“655 people have $4 trillion in wealth. 200 million can’t cover a $1000 expense.”
Scoop Publisher Francesco Abbruzzino
The COVID pandemic has caused the gap between the ultra-wealthy and the rest of us to grow larger than it ever has been before. Thanks to the hyperinflationary policies of the Federal Reserve and our politicians in Washington, stock prices have soared to unprecedented heights in recent months. This pushed the wealth of the uber-rich to dizzying heights, but for the rest of the country 2020 was an unmitigated nightmare. As I have discussed previously, one survey found that 2020 was a “personal financial disaster” for 55 percent of all Americans. More than 110,000 restaurants shut down permanently last year, Americans filed more than 70 million claims for unemployment benefits, and tens of millions are potentially facing eviction in 2021. But even though we are mired in the worst economic downturn since the Great Depression of the 1930s, those at the very top of the economic pyramid are laughing all the way to the bank.
Earlier today, I came across a tweet from Sven Heinrich that really struck an emotional chord with me…
655 people have $4 trillion in wealth.
200 million can’t cover a $1000 expense.
I certainly don’t have any problem with people gaining wealth by working extremely hard and making society a better place in the process.
But most of the people at the very top of the economic pyramid only increased their wealth in 2020 because the powers that be decided to open up the firehoses and rain obscene amounts of money on them.
That isn’t right.
As a result of the deeply flawed policies that were implemented because of the COVID pandemic, the gap between “gains in financial assets and the health of the economy” was the largest ever recorded last year…

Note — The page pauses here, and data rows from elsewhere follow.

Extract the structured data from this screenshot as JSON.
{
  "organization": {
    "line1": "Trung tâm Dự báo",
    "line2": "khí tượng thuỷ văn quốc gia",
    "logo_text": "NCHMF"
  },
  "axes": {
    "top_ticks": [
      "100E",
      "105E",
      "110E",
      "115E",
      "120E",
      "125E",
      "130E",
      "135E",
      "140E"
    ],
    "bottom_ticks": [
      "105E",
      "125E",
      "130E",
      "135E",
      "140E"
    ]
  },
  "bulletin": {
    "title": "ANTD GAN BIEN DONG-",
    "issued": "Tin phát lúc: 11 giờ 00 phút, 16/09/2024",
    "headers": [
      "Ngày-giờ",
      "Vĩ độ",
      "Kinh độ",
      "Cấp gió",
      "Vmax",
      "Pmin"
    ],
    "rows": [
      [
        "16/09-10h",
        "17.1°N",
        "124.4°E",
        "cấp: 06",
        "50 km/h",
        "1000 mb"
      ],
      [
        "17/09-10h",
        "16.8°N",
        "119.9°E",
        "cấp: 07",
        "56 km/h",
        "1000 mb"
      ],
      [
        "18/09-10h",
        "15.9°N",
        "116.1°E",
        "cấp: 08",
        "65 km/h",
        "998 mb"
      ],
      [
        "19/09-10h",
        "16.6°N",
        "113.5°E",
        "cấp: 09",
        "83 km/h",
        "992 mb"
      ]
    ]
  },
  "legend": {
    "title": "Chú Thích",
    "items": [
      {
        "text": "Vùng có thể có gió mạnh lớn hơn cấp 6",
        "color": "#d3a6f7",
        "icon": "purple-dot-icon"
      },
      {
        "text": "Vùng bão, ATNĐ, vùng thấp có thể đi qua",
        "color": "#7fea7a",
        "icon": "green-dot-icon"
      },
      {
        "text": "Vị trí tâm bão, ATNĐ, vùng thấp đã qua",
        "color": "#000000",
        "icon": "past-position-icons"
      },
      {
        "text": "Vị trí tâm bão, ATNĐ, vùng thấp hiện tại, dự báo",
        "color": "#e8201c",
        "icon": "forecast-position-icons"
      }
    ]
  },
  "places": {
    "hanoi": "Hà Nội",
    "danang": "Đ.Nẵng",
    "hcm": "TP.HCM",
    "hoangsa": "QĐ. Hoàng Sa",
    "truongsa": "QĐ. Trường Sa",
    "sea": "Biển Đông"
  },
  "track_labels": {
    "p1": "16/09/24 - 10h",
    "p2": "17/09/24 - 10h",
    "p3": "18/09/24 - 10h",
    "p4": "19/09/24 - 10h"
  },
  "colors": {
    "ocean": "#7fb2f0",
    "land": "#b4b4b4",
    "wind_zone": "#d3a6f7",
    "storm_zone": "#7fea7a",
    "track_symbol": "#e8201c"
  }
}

But as stock market indexes staged a huge rebound from the lows seen in March when the pandemic first hit, the gap between the wealthy and the poor extended an already widening trend to historic proportions.
A report via BofA Global Research published on Friday notes that a measure of the differential between gains in financial assets and the health of the economy hit a record at 6.3X in 2020.
My regular readers are probably sick and tired of hearing me say that the stock market has become completely divorced from economic reality, and now we have a hard number which backs up what I have been saying all along.